Eine Lehrstunde über menschliches Machtgebahren im Büro
Thorsten Duit inszenierte am Rheinischen Landestheater Neuss mit viel Aufwand und Liebe zum Detail das Musical „Das Apartment“. Billy Wilders mehrfach ausgezeichneter Film von 1960 stand Pate zu dieser Produktion. Der Text wurde vom Broadway-Erfolgsautor Neil Simon verfasst, der berühmte Komponist Burt Bacharach zeichnete verantwortlich für die Songs. Schon im Film wird in dieser Komödie ein kritischer Blick auf gesellschaftliche Zustände – hier die sozialen Kontakte innerhalb eines großen Versicherungskonzerns – geworfen. Wie verhalten sich Menschen in Machtpositionen, wie manipulieren sie ihre Untergebenen? Ein Vergleich mit dem Tierreich liegt nahe, sind doch auch bei Menschen bestimmte Triebe der Motor für ihr Verhalten. Machtbesitz bedeutet immer, im Vorteil gegenüber den anderen in der Gruppe, im Team zu sein.

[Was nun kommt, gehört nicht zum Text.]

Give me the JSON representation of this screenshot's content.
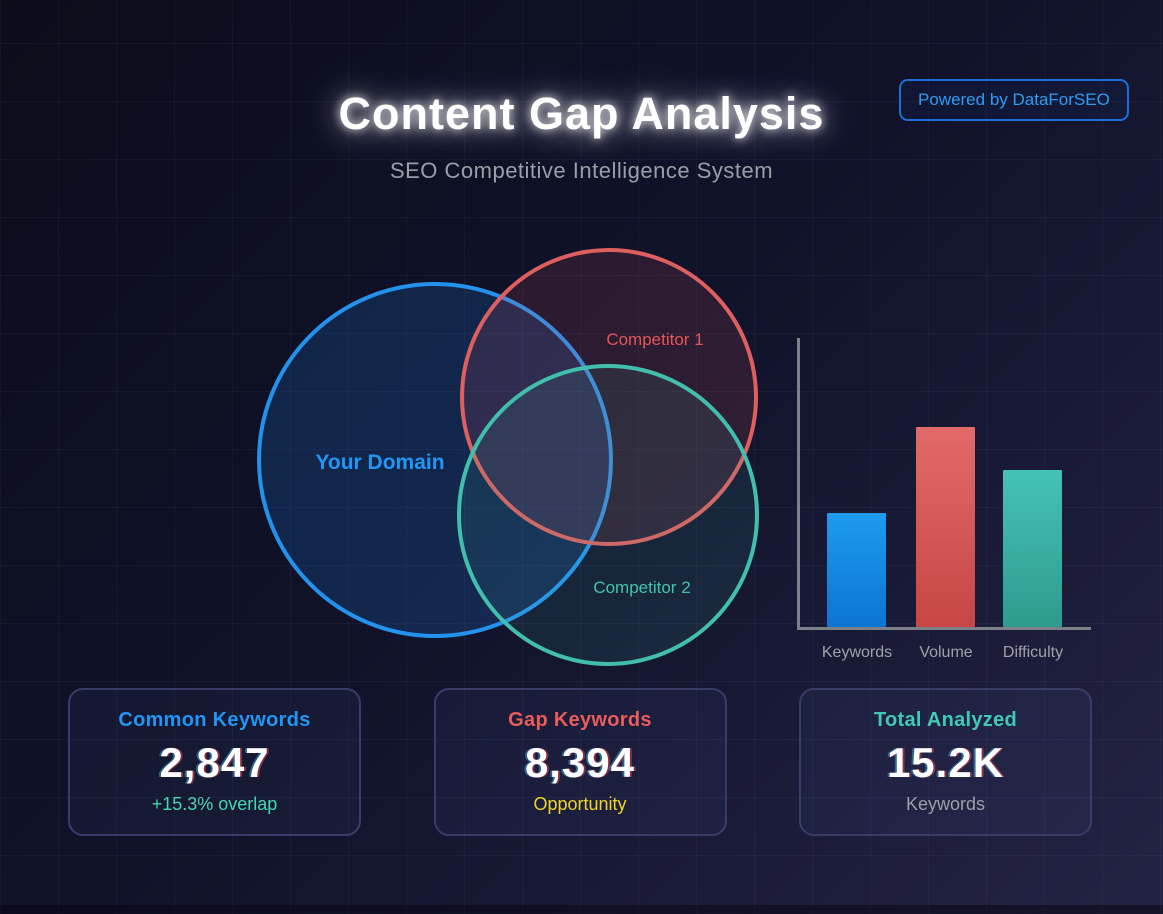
{
  "header": {
    "title": "Content Gap Analysis",
    "subtitle": "SEO Competitive Intelligence System",
    "badge_label": "Powered by DataForSEO"
  },
  "venn": {
    "circles": [
      {
        "label": "Your Domain",
        "stroke": "#2492ec",
        "fill": "rgba(30,115,205,0.22)",
        "label_color": "#2196f3"
      },
      {
        "label": "Competitor 1",
        "stroke": "#dd5f5f",
        "fill": "rgba(225,85,100,0.14)",
        "label_color": "#e25757"
      },
      {
        "label": "Competitor 2",
        "stroke": "#41bfac",
        "fill": "rgba(64,200,180,0.10)",
        "label_color": "#41c4ae"
      }
    ]
  },
  "chart_data": {
    "type": "bar",
    "categories": [
      "Keywords",
      "Volume",
      "Difficulty"
    ],
    "values": [
      40,
      70,
      55
    ],
    "ylim": [
      0,
      100
    ],
    "grid": false,
    "legend": false,
    "axis_color": "#7d8088",
    "label_color": "#9fa2aa",
    "bar_colors": [
      {
        "top": "#1e9bf0",
        "bottom": "#0b74d4"
      },
      {
        "top": "#e36a6a",
        "bottom": "#c74545"
      },
      {
        "top": "#45c2b6",
        "bottom": "#2f9a8e"
      }
    ]
  },
  "stats": {
    "cards": [
      {
        "title": "Common Keywords",
        "value": "2,847",
        "sub": "+15.3% overlap",
        "title_color": "#2196f3",
        "sub_color": "#45d6b4"
      },
      {
        "title": "Gap Keywords",
        "value": "8,394",
        "sub": "Opportunity",
        "title_color": "#e85c5c",
        "sub_color": "#f0d428"
      },
      {
        "title": "Total Analyzed",
        "value": "15.2K",
        "sub": "Keywords",
        "title_color": "#41c9b4",
        "sub_color": "#9aa0a8"
      }
    ]
  }
}
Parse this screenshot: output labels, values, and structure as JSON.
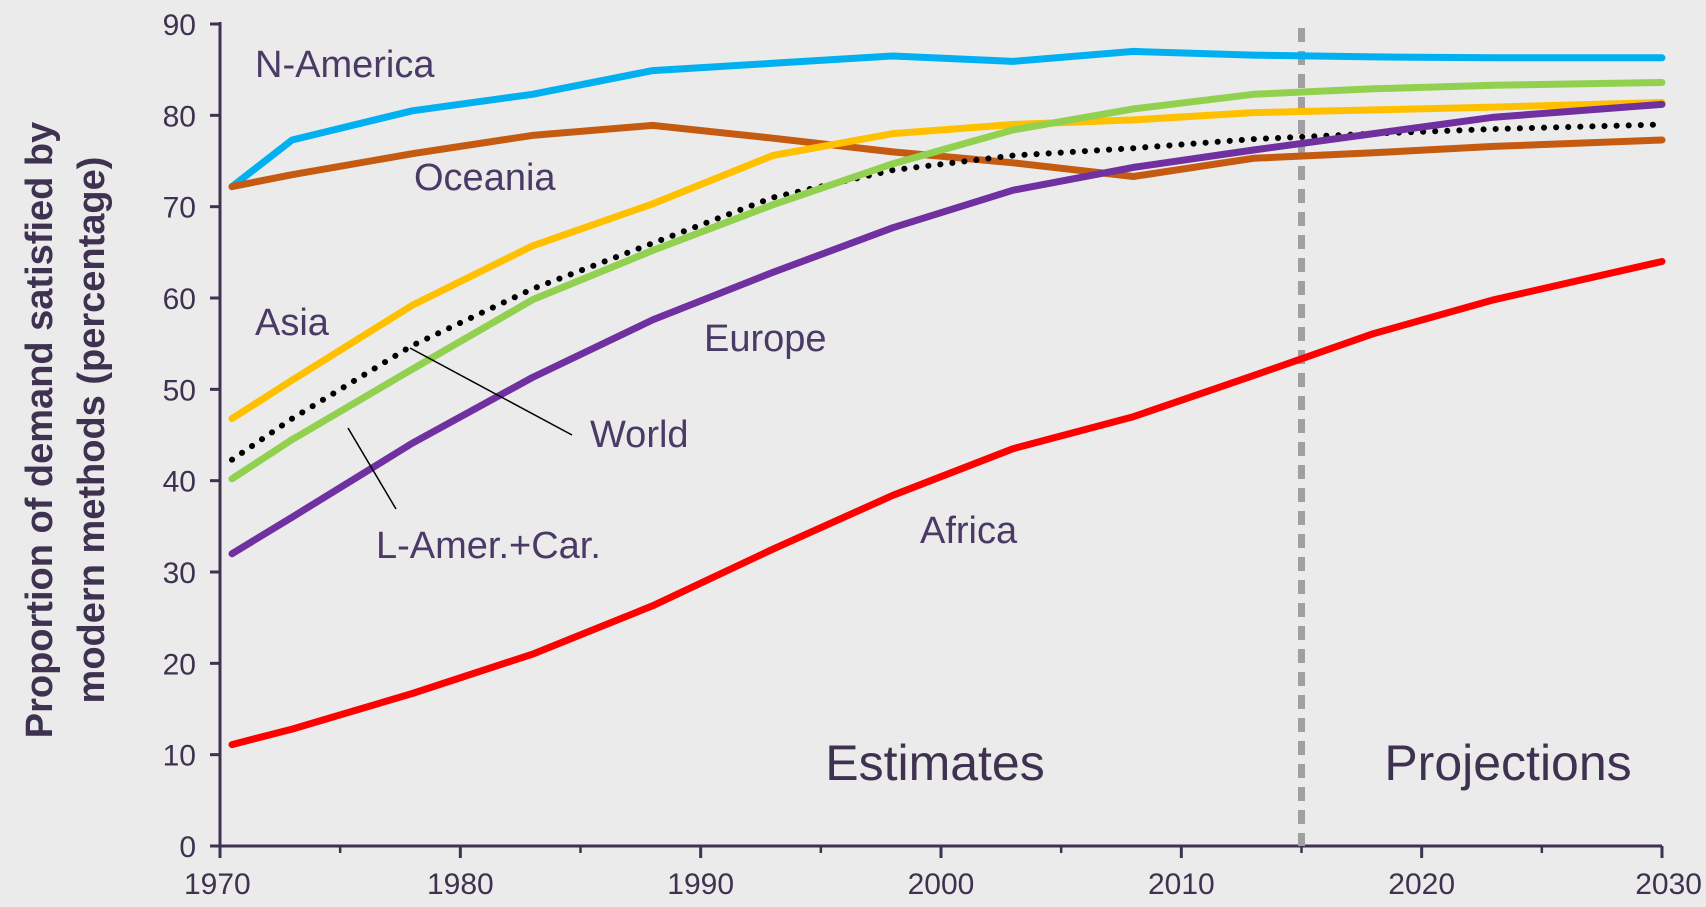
{
  "chart_data": {
    "type": "line",
    "xlabel": "",
    "ylabel": "Proportion of demand satisfied by modern methods (percentage)",
    "ylabel_lines": [
      "Proportion of demand satisfied by",
      "modern methods (percentage)"
    ],
    "xlim": [
      1970,
      2030
    ],
    "ylim": [
      0,
      90
    ],
    "x_ticks": [
      "1970",
      "1980",
      "1990",
      "2000",
      "2010",
      "2020",
      "2030"
    ],
    "y_ticks": [
      "0",
      "10",
      "20",
      "30",
      "40",
      "50",
      "60",
      "70",
      "80",
      "90"
    ],
    "grid": false,
    "projection_start": 2015,
    "region_labels": {
      "estimates": "Estimates",
      "projections": "Projections"
    },
    "x": [
      1970.5,
      1973,
      1978,
      1983,
      1988,
      1993,
      1998,
      2003,
      2008,
      2013,
      2018,
      2023,
      2030
    ],
    "series": [
      {
        "name": "N-America",
        "color": "#00b0f0",
        "dotted": false,
        "values": [
          72.2,
          77.3,
          80.5,
          82.3,
          84.9,
          85.7,
          86.5,
          85.9,
          87.0,
          86.6,
          86.4,
          86.3,
          86.3
        ]
      },
      {
        "name": "Oceania",
        "color": "#c55a11",
        "dotted": false,
        "values": [
          72.2,
          73.5,
          75.8,
          77.8,
          78.9,
          77.5,
          76.0,
          74.8,
          73.3,
          75.3,
          75.9,
          76.6,
          77.3
        ]
      },
      {
        "name": "Asia",
        "color": "#ffc000",
        "dotted": false,
        "values": [
          46.8,
          51.0,
          59.2,
          65.7,
          70.3,
          75.6,
          78.0,
          79.0,
          79.5,
          80.3,
          80.6,
          80.9,
          81.4
        ]
      },
      {
        "name": "World",
        "color": "#000000",
        "dotted": true,
        "values": [
          42.3,
          46.8,
          54.8,
          61.0,
          66.0,
          71.0,
          74.0,
          75.6,
          76.4,
          77.4,
          78.0,
          78.5,
          79.0
        ]
      },
      {
        "name": "L-Amer.+Car.",
        "color": "#92d050",
        "dotted": false,
        "values": [
          40.2,
          44.5,
          52.2,
          59.8,
          65.2,
          70.2,
          74.7,
          78.4,
          80.7,
          82.3,
          82.9,
          83.3,
          83.6
        ]
      },
      {
        "name": "Europe",
        "color": "#7030a0",
        "dotted": false,
        "values": [
          32.0,
          36.0,
          44.1,
          51.3,
          57.6,
          62.8,
          67.7,
          71.8,
          74.3,
          76.2,
          78.0,
          79.8,
          81.2
        ]
      },
      {
        "name": "Africa",
        "color": "#ff0000",
        "dotted": false,
        "values": [
          11.1,
          12.8,
          16.7,
          21.0,
          26.3,
          32.5,
          38.4,
          43.5,
          47.0,
          51.5,
          56.1,
          59.8,
          64.0
        ]
      }
    ]
  }
}
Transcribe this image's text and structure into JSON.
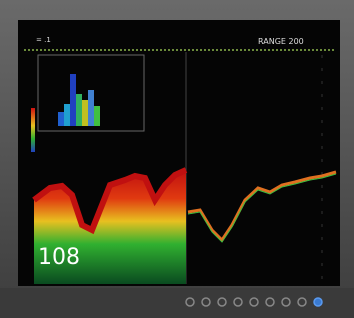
{
  "screen": {
    "range_label": "RANGE 200",
    "depth": "108"
  }
}
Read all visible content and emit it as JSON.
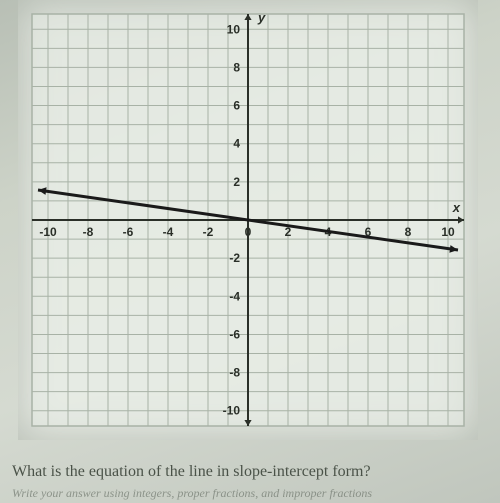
{
  "chart": {
    "type": "line",
    "xlim": [
      -10.8,
      10.8
    ],
    "ylim": [
      -10.8,
      10.8
    ],
    "xtick_step": 1,
    "ytick_step": 1,
    "xlabel_ticks": [
      -10,
      -8,
      -6,
      -4,
      -2,
      0,
      2,
      4,
      6,
      8,
      10
    ],
    "ylabel_ticks": [
      -10,
      -8,
      -6,
      -4,
      -2,
      2,
      4,
      6,
      8,
      10
    ],
    "grid_color": "#a8b2a6",
    "axis_color": "#2a2f28",
    "background_color": "#e8ede5",
    "line_color": "#1a1a1a",
    "line_width": 3,
    "tick_label_color": "#2a2f28",
    "tick_label_fontsize": 12,
    "tick_label_fontweight": "bold",
    "axis_label_x": "x",
    "axis_label_y": "y",
    "axis_label_fontsize": 13,
    "axis_label_fontweight": "bold",
    "series": {
      "points": [
        [
          -10.5,
          1.575
        ],
        [
          10.5,
          -1.575
        ]
      ],
      "arrowheads": true
    }
  },
  "question_text": "What is the equation of the line in slope-intercept form?",
  "footnote_text": "Write your answer using integers, proper fractions, and improper fractions"
}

Chuck Baxter ist ein kleiner Angestellter eines Versicherungskonzerns mit hochfliegenden Träumen. Er möchte die Karriereleiter erklimmen und zudem das Herz der reizenden Fahrstuhlführerin Fran Kubelik erobern, die nichts von seinen Gefühlen ahnt. Die ersten Schritte auf dem Weg zum beruflichen Erfolg macht Chuck jedoch nicht, weil er sich für die Firma engagiert. Nein nur, weil er ein strategisch günstig liegendes Apartment sein Eigen nennt, das verschiedene höhere Chargen im Konzern für Seitensprünge nutzen. So steigt er zum Assistenten des Vizedirektors Sheldrake auf, der ziemlich bald auch Chucks Apartment für sein amouröses Abenteuer beansprucht – ausgerechnet mit Fran Kubelik. Dies öffnet letztlich Chuck die Augen und lässt ihn sein bisheriges Verhalten überdenken.
Das Bühnenbild ist mehr als gelungen. Wir sehen in eine New Yorker Straßenschlucht zwischen Wolkenkratzern hinein, im Hintergrund die Freiheitsstatue. Juan Miguel Verdugo Garcia als musikalischer Leiter adaptierte Bacharachs Musik an die Möglichkeiten des Landestheaters. Eine sechsköpfige Band spielt live auf der Bühne. Die Schauspieler geben ihr Bestes, um auch gesangsmäßig mithalten zu können. Eine beachtliche Leistung für eine relativ kleine Bühne.
Michael Großschädel spielt engagiert den jungen Mann, der schließlich zum Moralisten mutiert und dafür im Happy End mit der Eroberung der von Sheldrake betrogenen und enttäuschten Fran (schauspielerisch und gesanglich gut: Linda Riebau) belohnt wird. Philipp Alfons Heitmann überzeugt als berechnender, egozentrischer Sheldrake, Rainer Scharenberg als Arzt, der das Treiben im benachbarten Apartment beobachtet hat und im rechten Moment hilfsbereit zur Stelle ist.
Ein locker-leichter Abend, der jedoch besonders vor der Pause schon manchmal arg klischeehaft herüberkommt – so z. B. wenn die drei fremdgehenden Ehemänner davon schwärmen, sich wieder wie „Fünfundzwanzig“ zu fühlen oder am Ende gar beklagen, dass sie jetzt nur noch mit der Ehefrau schlafen können. Ein Abend mit gekonnten choreografischen Einlagen, der sehr gut beim Neusser Publikum ankam. Sicherlich von den zwischenmenschlichen Themen her nach wie vor aktuell. Nur bleibt die Frage, ob sich der enorme Aufwand hierfür lohnt. Man könnte argumentieren, dass ein Theater es sich nicht leisten kann, den Teil des Publikums, der sich hier königlich amüsierte, zu vernachlässigen.